Tacos with turkey in mole sauce slow cooker

Mexican appetizer tacos of small corn tortillas with meat, sauce and herbs. As a filling for tacos, cook in slow cooker (slow cooker) turkey breast, putting it out with tomatoes, carrots and peppers in traditional Mexican spice mole sauce, hot chili pepper and small the amount of cocoa that gives the sauce a rich chocolate color and a deeper taste, emphasizing the sharpness of pepper. When turkey will be ready, it will be easily divided into fibers. Shred serve it together with the sauce and herbs on warm cakes. value of one serving: (total 6) Calories 362, total fat 5 g., saturated fats, proteins 51 g, carbohydrates 26 g, fiber, cholesterol mg., sodium mg., sugar g. Share with friends: Photo of a Tacos with a turkey in a mole sauce in a slow cooker Time: 8 hours 15 minutes. Difficulty: easy Portions: 6 The recipes use dimensional capacity: 1 cup (tbsp.) – 240 ml. 3/4 cup (st.) – 180 ml 1/2 cup (tbsp.) – 120 ml. 1/3 cup (st.) – 80 ml. 1/4 cups (st.) – 60 ml. 1 tablespoon (tbsp.) – 15 ml. 1 teahouse spoon (tsp) – 5 ml.

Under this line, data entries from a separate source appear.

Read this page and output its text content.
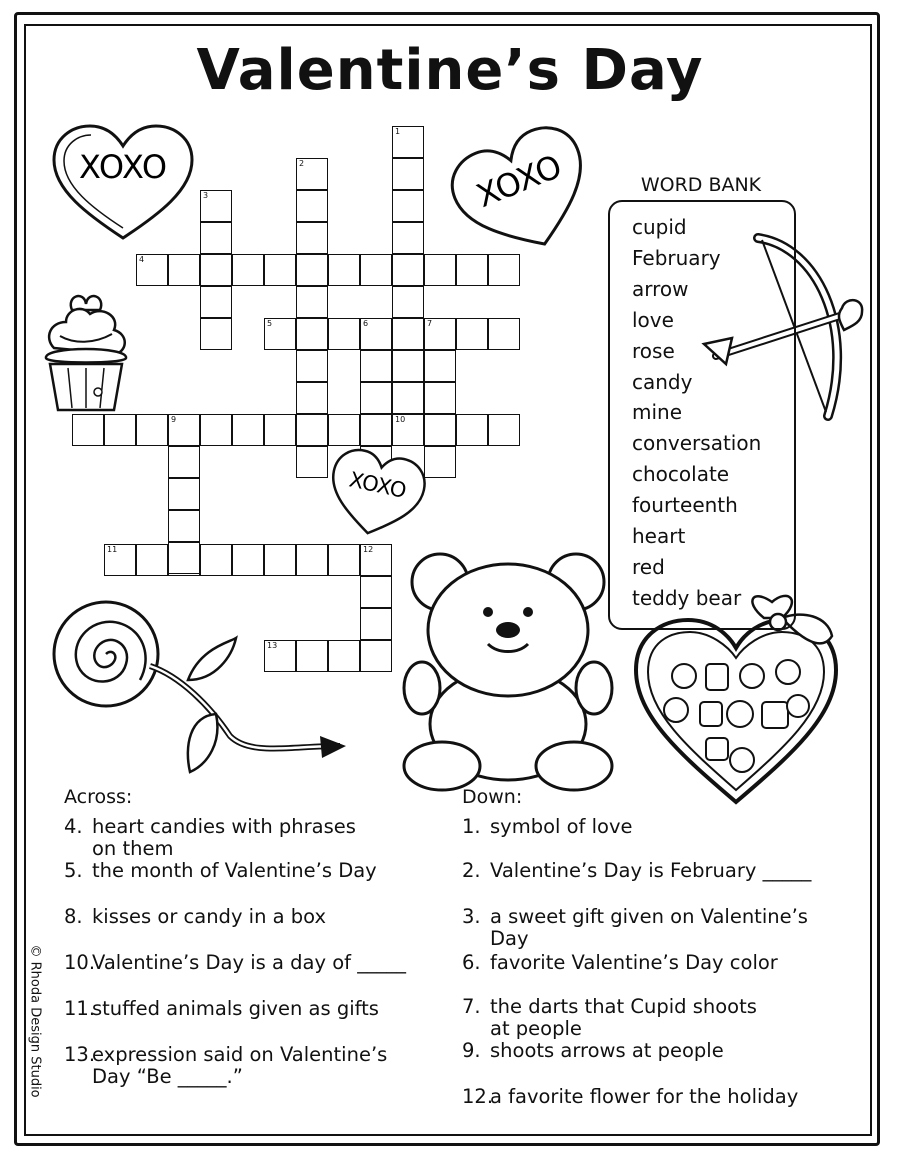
Valentine’s Day
4
5	6	7
9	10
11	12
13
1
2
3
XOXO	XOXO
XOXO
WORD BANK
cupid
February
arrow
love
rose
candy
mine
conversation
chocolate
fourteenth
heart
red
teddy bear
Across:
4. heart candies with phrases
on them
5. the month of Valentine’s Day
8. kisses or candy in a box
10.
Valentine’s Day is a day of _____
11.
stuffed animals given as gifts
13.
expression said on Valentine’s
Day “Be _____.”
Down:
1. symbol of love
2. Valentine’s Day is February _____
3. a sweet gift given on Valentine’s
Day
6. favorite Valentine’s Day color
7. the darts that Cupid shoots
at people
9. shoots arrows at people
12.
a favorite flower for the holiday
© Rhoda Design Studio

Ingredients for the recipe:

  • 1 can 425 gr. canned tomatoes without salt, chopped Dice, drain the liquid
  • 2 large carrots, cut into pieces of 1 cm.
  • 1 sweet green pepper, chopped
  • 1/4 Art. coarsely chopped fresh cilantro + additionally for filing
  • 4 feathers of green onion, chopped + optional for filing
  • 2 tbsp. l peanut butter
  • 1.5 tbsp. l lightly salted soy sauce
  • 1 tbsp. l ground pepper ancho
  • 2 tsp cocoa powder
  • 0.5 tsp Chinese seasoning 5 spices or ground cinnamon
  • 1 turkey breast on skinless bones (approximately 1.3 kg.)
  • 18 corn tortillas

Recipes with similar ingredients: tomatoes, carrots, bell peppers, cilantro, green onions, Peanut butter, soy sauce, anchovy pepper, cocoa, seasoning five spices, turkey, tortilla

Recipe preparation:

  1. In a slow cooker with a volume of 6 liters. put tomatoes, carrots, sweet pepper, cilantro, chives, peanuts, soy sauce, powder chili, cocoa powder and Chinese powder 5 spices and mix. Add the turkey and pour it with the mixture in the pan. Cover and cook with low heat for 8 hours.
  2. Take out the turkey and put it on a large plate; shred the meat with 2 forks, removing the bone. Return shredded turkey back to the slow cooker and mix.
  3. Preheat tortillas in a dry pan or microwave ovens. Serve turkey on tortillas, sprinkled with cilantro and green onions.